Costruzione abusiva senza permesso o in difformità dalla licenza e non sanata: conseguenze per chi accetta l’eredità anche se non è l’autore del reato.

Tuo padre è morto di recente. Si è aperta la successione nella quale vi rientra la vecchia casa di famiglia, un tempo di proprietà dei tuoi genitori. Ora, tu e i tuoi fratelli siete chiamati a dividerla. Ma c’è un grosso problema: l’immobile presenta un abuso edilizio che non è mai stato condonato. Così, prima di accettare l’eredità, vuoi sapere cosa rischiano gli eredi per l’abuso edilizio. Non vorresti, infatti, che un giorno i vigili del Comune (o meglio la polizia locale) arrivi a casa e, a seguito di un controllo, ti contesti qualche reato. 

Ci sono una serie di questioni che devi considerare nel momento in cui diventi erede di un immobile con abuso edilizio e che qui di seguito voglio spiegarti. Su ognuno di questi punti si è già espressa tante volte la Cassazione per cui non corri il rischio di trovare interpretazioni difformi da quelle che ora ti indicherò.

Prima di spiegarti cosa rischiano gli eredi per l’abuso edilizio, voglio farti una premessa importante: le conseguenze che a breve descriveremo toccano sia chi è consapevole dell’illecito urbanistico che chi non ha la competenza tecnica per accorgersene. Quindi, fare il “finto tonto” non ti servirà a nulla e non potrà evitare le sanzioni che a breve indicheremo.

Immobile con abuso edilizio: non si può dividere

La prima importante conseguenza che deriva da un immobile con un abuso non condonato è l’impossibilità di chiedere al giudice una divisione del bene. Se gli eredi non dovessero trovare un accordo tra loro, infatti, nessun tribunale potrà accogliere la domanda diretta alla spartizione dell’immobile. Lo dice la legge, lo ribadiscono anche le Sezioni Unite della Cassazione [1]. Per superare il problema o chiedi la sanatoria oppure demolisci l’irregolarità urbanistica. Se vuoi approfondire questo tema ti consiglio di leggere la nostra guida Divisione immobile con abuso edilizio non condonato.

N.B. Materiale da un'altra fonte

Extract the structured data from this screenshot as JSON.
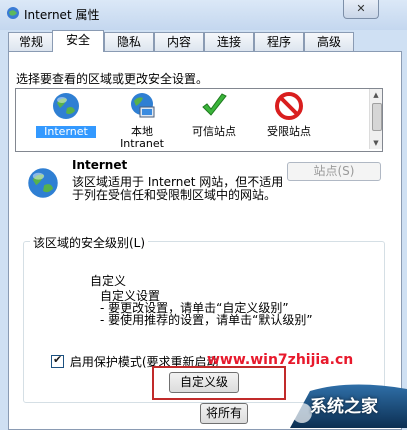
{
  "window": {
    "title": "Internet 属性",
    "close_label": "✕"
  },
  "tabs": [
    {
      "label": "常规"
    },
    {
      "label": "安全"
    },
    {
      "label": "隐私"
    },
    {
      "label": "内容"
    },
    {
      "label": "连接"
    },
    {
      "label": "程序"
    },
    {
      "label": "高级"
    }
  ],
  "zones": {
    "instruction": "选择要查看的区域或更改安全设置。",
    "items": [
      {
        "label": "Internet",
        "icon": "globe-icon"
      },
      {
        "label": "本地\nIntranet",
        "icon": "intranet-icon"
      },
      {
        "label": "可信站点",
        "icon": "checkmark-icon"
      },
      {
        "label": "受限站点",
        "icon": "restricted-icon"
      }
    ]
  },
  "zone_info": {
    "title": "Internet",
    "description": "该区域适用于 Internet 网站，但不适用于列在受信任和受限制区域中的网站。",
    "sites_button": "站点(S)"
  },
  "security_level": {
    "group_title": "该区域的安全级别(L)",
    "level_name": "自定义",
    "lines": [
      "自定义设置",
      "- 要更改设置，请单击“自定义级别”",
      "- 要使用推荐的设置，请单击“默认级别”"
    ],
    "protected_mode_label": "启用保护模式(要求重新启动",
    "protected_mode_checked": true,
    "custom_level_button": "自定义级",
    "reset_button": "将所有"
  },
  "watermark": {
    "url": "www.win7zhijia.cn",
    "brand": "系统之家"
  },
  "colors": {
    "selection": "#3399ff",
    "watermark_red": "#e8192c"
  }
}
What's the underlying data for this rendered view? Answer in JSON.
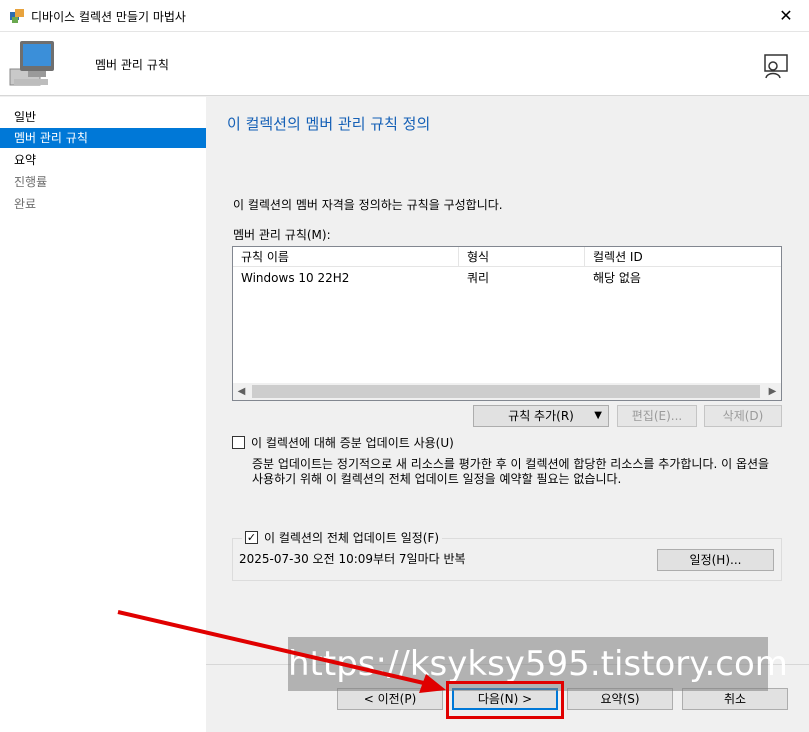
{
  "window": {
    "title": "디바이스 컬렉션 만들기 마법사",
    "close_glyph": "✕"
  },
  "header": {
    "title": "멤버 관리 규칙"
  },
  "sidebar": {
    "items": [
      {
        "label": "일반",
        "state": "normal"
      },
      {
        "label": "멤버 관리 규칙",
        "state": "active"
      },
      {
        "label": "요약",
        "state": "normal"
      },
      {
        "label": "진행률",
        "state": "disabled"
      },
      {
        "label": "완료",
        "state": "disabled"
      }
    ]
  },
  "main": {
    "page_title": "이 컬렉션의 멤버 관리 규칙 정의",
    "description": "이 컬렉션의 멤버 자격을 정의하는 규칙을 구성합니다.",
    "rules_label": "멤버 관리 규칙(M):",
    "rules_table": {
      "columns": [
        "규칙 이름",
        "형식",
        "컬렉션 ID"
      ],
      "rows": [
        [
          "Windows 10 22H2",
          "쿼리",
          "해당 없음"
        ]
      ]
    },
    "buttons": {
      "add_rule": "규칙 추가(R)",
      "edit": "편집(E)...",
      "delete": "삭제(D)"
    },
    "incremental": {
      "label": "이 컬렉션에 대해 증분 업데이트 사용(U)",
      "checked": false,
      "note": "증분 업데이트는 정기적으로 새 리소스를 평가한 후 이 컬렉션에 합당한 리소스를 추가합니다. 이 옵션을 사용하기 위해 이 컬렉션의 전체 업데이트 일정을 예약할 필요는 없습니다."
    },
    "full_update": {
      "label": "이 컬렉션의 전체 업데이트 일정(F)",
      "checked": true,
      "schedule": "2025-07-30 오전 10:09부터 7일마다 반복",
      "schedule_button": "일정(H)..."
    }
  },
  "footer": {
    "prev": "< 이전(P)",
    "next": "다음(N) >",
    "summary": "요약(S)",
    "cancel": "취소"
  },
  "overlay": {
    "watermark": "https://ksyksy595.tistory.com",
    "annotation_color": "#e00000"
  }
}
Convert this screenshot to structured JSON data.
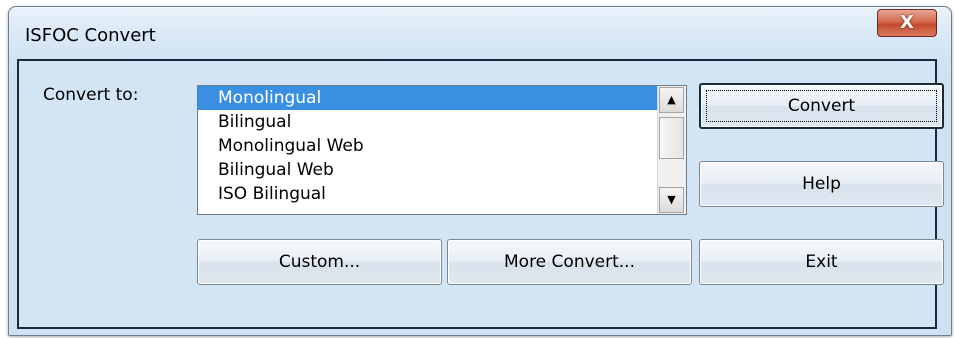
{
  "window": {
    "title": "ISFOC Convert",
    "close_glyph": "X"
  },
  "form": {
    "convert_to_label": "Convert to:"
  },
  "listbox": {
    "items": [
      "Monolingual",
      "Bilingual",
      "Monolingual Web",
      "Bilingual Web",
      "ISO Bilingual"
    ],
    "selected": "Monolingual"
  },
  "scrollbar": {
    "up_glyph": "▲",
    "down_glyph": "▼"
  },
  "buttons": {
    "convert": "Convert",
    "help": "Help",
    "custom": "Custom...",
    "more_convert": "More Convert...",
    "exit": "Exit"
  },
  "icons": {
    "close": "close-icon",
    "scroll_up": "arrow-up-icon",
    "scroll_down": "arrow-down-icon"
  },
  "colors": {
    "selection": "#3b8fe3",
    "client_background": "#d3e5f5",
    "close_button": "#c24a30"
  }
}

Abuso edilizio: gli eredi rischiano il penale?

Il secondo aspetto che potrebbe preoccupare l’erede di un immobile con un abuso edilizio è l’eventuale contestazione del reato. Già, perché l’abuso non è solo una violazione della normativa locale, ma anche un illecito penale. Su questo fronte, però, posso darti una buona notizia: nel nostro ordinamento, vige il principio della responsabilità penale personale. In pratica, solo l’autore del reato ne risponde e non anche i suoi eredi o eventuali acquirenti. A prescindere anche dall’eventuale prescrizione che potrebbe essere ormai intervenuta (prescrizione che si compie dopo solo 4 anni dall’ultimazione dell’abuso), nessuno, se non l’autore, risponde del crimine.

Abuso edilizio: gli eredi rischiano le sanzioni amministrative?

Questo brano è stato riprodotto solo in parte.